In plaats van het verwerpen van links, rechts en het centrum, kunnen anarchisten hun tijd beter besteden. Ik denk ik dat ze er beter aan zouden doen zich bezig te houden met wat ze wel willen en de arbeiders iets realistisch voor te stellen, in plaats van met alles wat ze verwerpen.
Dan, en alleen dan, zullen anarchisten goede reden hebben om te verwachten dat zij een rol te vervullen hebben, namelijk als ‘waakzame hoeders van de vrijheid tegen de macht en tegen de tirannie van de meerderheid, mocht die ontstaan’.
Helaas is het anarchisme momenteel enkel sterk in diens filosofie. Het ontbreekt het aan praktische middelen.

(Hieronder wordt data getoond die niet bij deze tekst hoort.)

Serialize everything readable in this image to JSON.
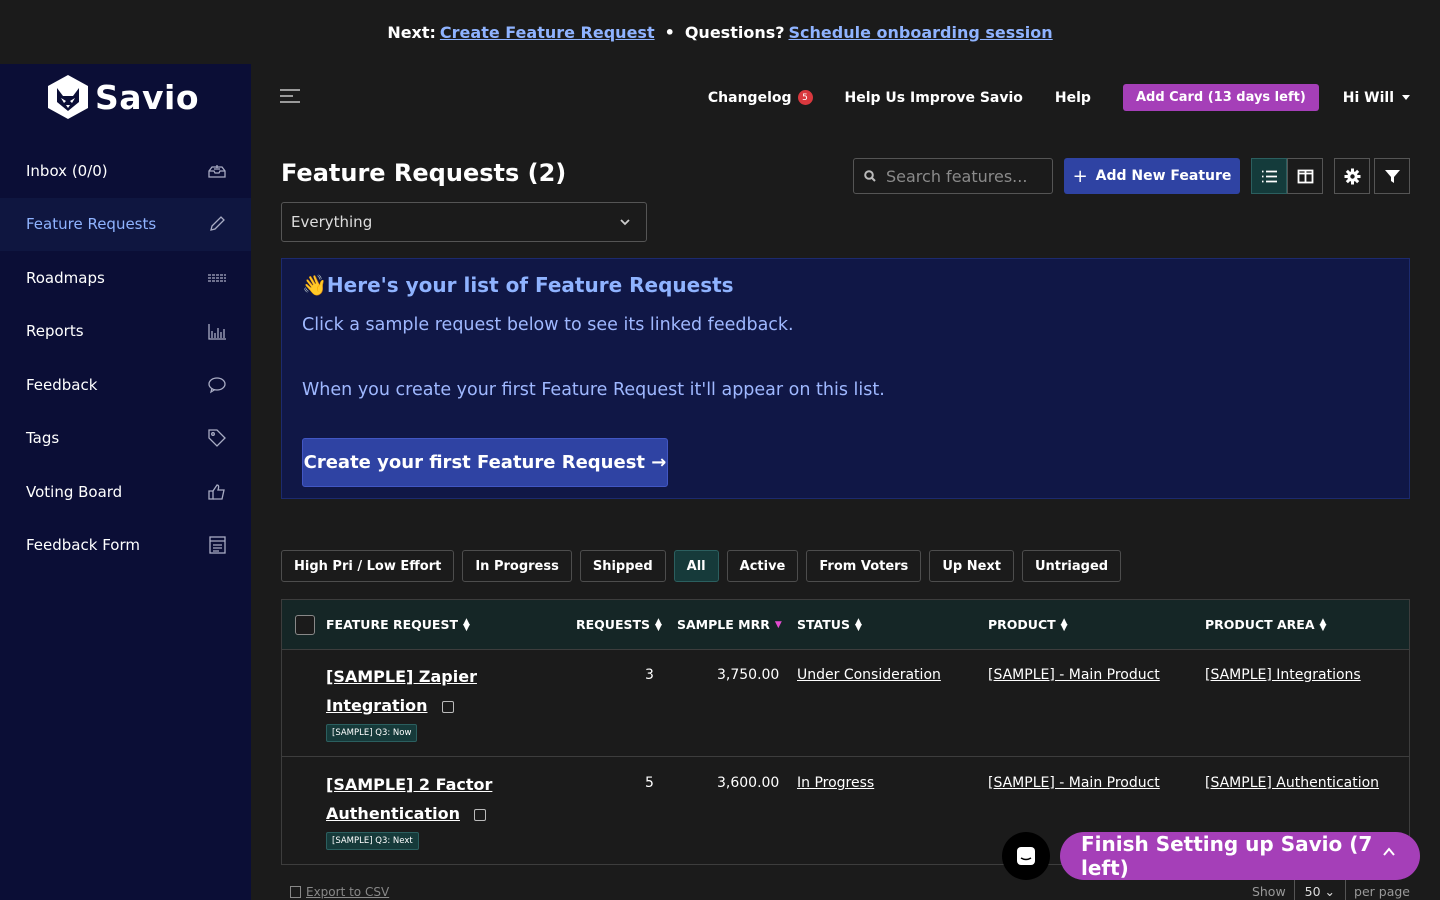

Het is niet in staat zich volledig te manifesteren, zelfs niet in tijden van revolutie, en de spontane bewegingen met een anarchistische geest die ontstaan, lijken in de ogen van de brede massa slechts wanhoopspogingen te zijn. En dat maakt de tragische toestand van het anarchisme alleen maar erger.
Je vraagt of ik de rol van de anarchisten voor en tijdens de revolutie op dezelfde manier opvat als jij dat doet in je antwoord. Ik zou willen antwoorden dat ik het volledig met je eens ben wat betreft de rol die gespeeld moet worden, maar ik geloof dat zo'n rol alleen met succes vervuld kan worden als onze partij ideologisch homogeen is op tactisch vlak een eenheid vormt, iets wat op dit moment niet het geval is. De ervaring leert ons dat grootschalige anarchistische actie haar doelen alleen zal bereiken als deze beschikt over een goed gedefinieerde organisatorische basis, geïnspireerd en geleid door het principe van de collectieve verantwoordelijkheid van haar militanten.

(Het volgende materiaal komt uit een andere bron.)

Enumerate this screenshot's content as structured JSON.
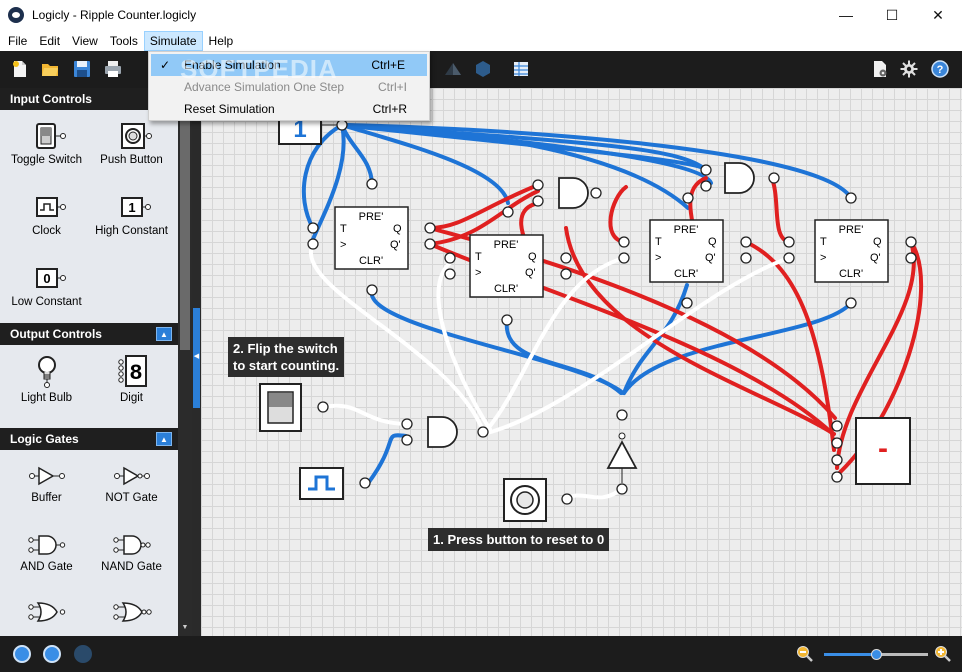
{
  "window": {
    "title": "Logicly - Ripple Counter.logicly",
    "controls": {
      "minimize": "—",
      "maximize": "☐",
      "close": "✕"
    }
  },
  "menubar": {
    "items": [
      "File",
      "Edit",
      "View",
      "Tools",
      "Simulate",
      "Help"
    ],
    "active": "Simulate"
  },
  "simulate_menu": {
    "items": [
      {
        "label": "Enable Simulation",
        "shortcut": "Ctrl+E",
        "checked": true,
        "enabled": true,
        "highlighted": true
      },
      {
        "label": "Advance Simulation One Step",
        "shortcut": "Ctrl+I",
        "checked": false,
        "enabled": false,
        "highlighted": false
      },
      {
        "label": "Reset Simulation",
        "shortcut": "Ctrl+R",
        "checked": false,
        "enabled": true,
        "highlighted": false
      }
    ],
    "check_glyph": "✓"
  },
  "watermark": "SOFTPEDIA",
  "palette": {
    "sections": [
      {
        "title": "Input Controls",
        "collapsible": false,
        "items": [
          "Toggle Switch",
          "Push Button",
          "Clock",
          "High Constant",
          "Low Constant"
        ]
      },
      {
        "title": "Output Controls",
        "collapsible": true,
        "collapse_glyph": "▲",
        "items": [
          "Light Bulb",
          "Digit"
        ]
      },
      {
        "title": "Logic Gates",
        "collapsible": true,
        "collapse_glyph": "▲",
        "items": [
          "Buffer",
          "NOT Gate",
          "AND Gate",
          "NAND Gate"
        ]
      }
    ],
    "icon_text": {
      "high_constant": "1",
      "low_constant": "0",
      "digit": "8"
    },
    "scroll_up": "▲",
    "scroll_down": "▼",
    "splitter_glyph": "◀"
  },
  "circuit": {
    "notes": {
      "flip": "2. Flip the switch\nto start counting.",
      "reset": "1. Press button to reset to 0"
    },
    "flipflop_labels": {
      "pre": "PRE'",
      "clr": "CLR'",
      "t": "T",
      "clk": ">",
      "q": "Q",
      "qn": "Q'"
    },
    "high_constant_value": "1",
    "digit_display": "-",
    "colors": {
      "high_wire": "#e02020",
      "low_wire": "#1e74d6",
      "floating_wire": "#ffffff"
    }
  },
  "zoom": {
    "level": 0.5
  },
  "colors": {
    "toolbar_bg": "#1c1c1c",
    "accent": "#2b7fd8",
    "menu_highlight": "#91c9f7"
  }
}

‘Hoe wil je de massa leiden?’, vraag je. Ik zou zeggen dat elke sociale beweging, en in het bijzonder revolutionaire beweging van de brede volksmassa, in de loop van de ontwikkelingen bepaalde voorstellen moet formuleren om te zorgen dat het beoogde doel wordt bereikt. De massa is te heterogeen om dit te kunnen doen. Alleen ideologische groepen met een duidelijk omschreven programma zijn in staat dit proces aan te sturen, vooral aan het begin van de revolutie. Alleen zij zullen in staat zijn voldoende licht op de gebeurtenissen te werpen en de onbewuste verlangens van de massa duidelijk te definiëren, en door daden en woorden het goede voorbeeld te geven. Daarom moet onze partij, naar mijn mening, haar politieke eenheid en organisatorische karakter duidelijk maken. Op het gebied van de praktische verwezenlijkingen moeten de autonome anarchistische groepen elke nieuwe situatie die zich voordoet het hoofd kunnen bieden, door zonder te aarzelen en zonder de doelstellingen en de geest van het anarchisme te veranderen, vast te stellen welke problemen moeten worden opgelost en welke antwoorden daarop moeten worden geformuleerd.